Maoist rebels are challenging the writ of the state in at least 18 police station areas of the three western districts of Purulia, West Midnapore and Bankura. When the ultras virtually established a free zone in West Midnapore’s Lalgarh belt, Bhattacharjee’s government launched a massive security operation with central and state security forces.
Though the forces have reclaimed areas from the Maoists, the rebels still manage to kill and abduct policemen and CPI-M cadres and tribals opposed to them.
In the north, the picturesque Darjeeling hills are virtually under the control of the Gorkha Janamukti Morcha (GJM), fighting for establishing a separate Gorkhaland state out of parts of West Bengal.
The mantra of massive industrialisation, which made Bhattacharjee the darling of a vast section of the middle classes and contributed to the LF’s successes in the 2001 and 2006 assembly polls, seems to have faded too.
With the opposition winning over a large number of peasants, for long a LF votebank, by launching sustained and often-violent campaigns against the acquisition of farmland for industries, a shaky administration is loathe to take any decisions on projects that require large chunks of land.
The outcome was there for all to see.
Tata Motors withdrew its small car project from Singur. And the government was also forced to pull out of Nandigram, where it was hoping to set up a chemical hub with Indonesia’s Salim group, following police firing on peasants and opposition activists on March 14, 2007.
The death of 14 people that day and the resultant backlash dealt a blow to the administration’s ability to implement hard and unpopular decisions needed in the long-term interests of the state.
Apart from entrepreneurial ventures, even infrastructure projects like the construction of highways and power plants have been stalled on the land issue.
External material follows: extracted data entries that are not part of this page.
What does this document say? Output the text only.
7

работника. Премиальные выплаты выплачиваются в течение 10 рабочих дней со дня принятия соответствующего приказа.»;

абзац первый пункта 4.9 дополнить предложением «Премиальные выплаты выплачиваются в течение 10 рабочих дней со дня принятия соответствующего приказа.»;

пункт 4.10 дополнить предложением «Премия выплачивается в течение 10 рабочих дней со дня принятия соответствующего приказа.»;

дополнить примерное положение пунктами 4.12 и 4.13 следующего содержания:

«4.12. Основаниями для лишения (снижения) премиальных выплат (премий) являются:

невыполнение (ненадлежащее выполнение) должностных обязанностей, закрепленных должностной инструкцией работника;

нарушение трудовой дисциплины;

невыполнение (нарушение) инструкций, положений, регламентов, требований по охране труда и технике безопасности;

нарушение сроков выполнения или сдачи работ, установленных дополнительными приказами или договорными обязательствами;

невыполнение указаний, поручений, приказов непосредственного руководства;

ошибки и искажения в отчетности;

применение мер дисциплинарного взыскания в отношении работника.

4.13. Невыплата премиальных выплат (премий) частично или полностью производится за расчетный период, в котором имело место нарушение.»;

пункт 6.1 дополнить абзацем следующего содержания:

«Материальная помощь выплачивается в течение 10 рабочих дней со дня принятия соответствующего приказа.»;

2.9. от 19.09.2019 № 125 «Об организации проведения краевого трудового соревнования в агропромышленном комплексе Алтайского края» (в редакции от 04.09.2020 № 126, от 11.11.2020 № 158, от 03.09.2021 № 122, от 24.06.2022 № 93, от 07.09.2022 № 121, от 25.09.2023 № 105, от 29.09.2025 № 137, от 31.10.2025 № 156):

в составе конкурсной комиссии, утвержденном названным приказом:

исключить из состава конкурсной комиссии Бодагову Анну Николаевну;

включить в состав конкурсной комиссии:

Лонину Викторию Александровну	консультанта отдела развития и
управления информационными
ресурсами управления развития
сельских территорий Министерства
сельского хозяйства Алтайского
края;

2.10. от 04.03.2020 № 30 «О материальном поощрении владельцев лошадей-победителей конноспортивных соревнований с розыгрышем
Bhattacharjee – often compared to reformist Chinese leader Deng Xiaoping for his reformist economic policies and ‘do it now’ slogan – has been trying to reverse the downward curve by identifying the deficiencies in the administration.
The dhoti clad Bengali ‘Bhadralok’ now takes weekend trips to the districts and holds daily meetings with district leaders to ensure that government initiatives percolate down. Based on the inputs, he directs bureaucrats to fine-tune the mechanism to benefit the masses “irrespective of party colour”.
It remains to be seen if Brand Buddha — once hailed as the prime reason for making the state a happening investment destination for global corporate honchos — regains its lustre and succeeds in reviving the LF’s fortunes.